CrossFS is a direct-access cross-layered file system with support for concurrency. CrossFS comprises of a user-level component (libfs) and device-level component emulated using kernel (crfs) with the OS component spread across crfs and some parts of the VFS.
The user-level component intercepts I/O calls, converts them to device-specifc nvme-based commands (VFIO), and sends request and response through shared DMA-able memory regions. The user-level component also creates per-file FD-queues to dispatch requests across queues.
The firmware-level component (fs/crfs) provides a firmware-level file system that processes the request in parallel when possible. The firmware file system (ffs) also implements a scheduler to prioritize blocking operations.
CrossFS has several components and depdent libraries (see the code structure below).
├── libfs # userspace library (LibFS)
├── libfs/scripts # scripts to mount CrossFS and microbenchmark scripts
├── libfs/benchmark # microbenchmark executables
├── kernel/linux-4.8.12 # Linux kernel
├── kernel/linux-4.8.12/fs/crfs # emulated device firmware file system (FirmFS)

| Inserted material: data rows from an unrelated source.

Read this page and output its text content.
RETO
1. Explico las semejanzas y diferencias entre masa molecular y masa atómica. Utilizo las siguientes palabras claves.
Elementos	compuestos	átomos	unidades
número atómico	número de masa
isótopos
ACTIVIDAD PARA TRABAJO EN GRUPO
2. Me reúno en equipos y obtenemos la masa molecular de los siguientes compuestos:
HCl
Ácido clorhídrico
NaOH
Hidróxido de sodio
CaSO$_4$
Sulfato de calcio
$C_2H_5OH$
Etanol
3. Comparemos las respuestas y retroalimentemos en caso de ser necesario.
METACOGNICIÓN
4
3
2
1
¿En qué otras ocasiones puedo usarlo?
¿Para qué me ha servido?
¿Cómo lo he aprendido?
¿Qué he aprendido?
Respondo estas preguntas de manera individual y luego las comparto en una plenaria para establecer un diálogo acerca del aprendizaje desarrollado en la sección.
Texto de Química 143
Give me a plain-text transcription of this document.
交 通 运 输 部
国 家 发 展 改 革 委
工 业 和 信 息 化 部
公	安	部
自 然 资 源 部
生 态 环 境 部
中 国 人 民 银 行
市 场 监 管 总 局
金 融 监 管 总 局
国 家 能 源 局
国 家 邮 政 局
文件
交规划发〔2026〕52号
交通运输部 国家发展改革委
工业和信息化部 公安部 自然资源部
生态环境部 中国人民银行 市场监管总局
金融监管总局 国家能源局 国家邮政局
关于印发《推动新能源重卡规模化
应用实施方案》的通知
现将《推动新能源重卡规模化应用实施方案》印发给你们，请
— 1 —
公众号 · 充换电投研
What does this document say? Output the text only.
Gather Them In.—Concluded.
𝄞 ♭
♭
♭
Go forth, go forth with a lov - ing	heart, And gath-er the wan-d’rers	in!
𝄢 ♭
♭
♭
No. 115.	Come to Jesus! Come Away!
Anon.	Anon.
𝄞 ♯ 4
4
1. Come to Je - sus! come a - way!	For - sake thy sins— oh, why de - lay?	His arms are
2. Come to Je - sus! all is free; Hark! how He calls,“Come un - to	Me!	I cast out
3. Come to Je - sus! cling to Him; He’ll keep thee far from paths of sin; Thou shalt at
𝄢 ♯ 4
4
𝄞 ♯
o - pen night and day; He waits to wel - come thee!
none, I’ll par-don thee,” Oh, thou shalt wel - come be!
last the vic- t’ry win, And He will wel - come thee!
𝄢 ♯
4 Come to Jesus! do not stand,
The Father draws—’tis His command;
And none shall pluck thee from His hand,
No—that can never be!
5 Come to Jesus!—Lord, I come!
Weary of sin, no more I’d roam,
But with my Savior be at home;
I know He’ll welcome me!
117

├── appbench # application workloads
├── LICENSE
└── README.md
The crfslibio.c is the heart of the LibFS responsible for interacting with the FirmwareFS, create file descriptor-based I/O queues, and interval tree operations. In the FirmwareFS (kernel/linux-4.8.12/fs/crfs), the crfs.c is responsible for fetching the request from I/O queues and processing them. Other files in crfs include file system management as well as for scalability (crfs_scalability.c) and scheduling (crfs_scheduler.c). Other files are for block, metadata, superblock, journaling management, and security similar to other file systems.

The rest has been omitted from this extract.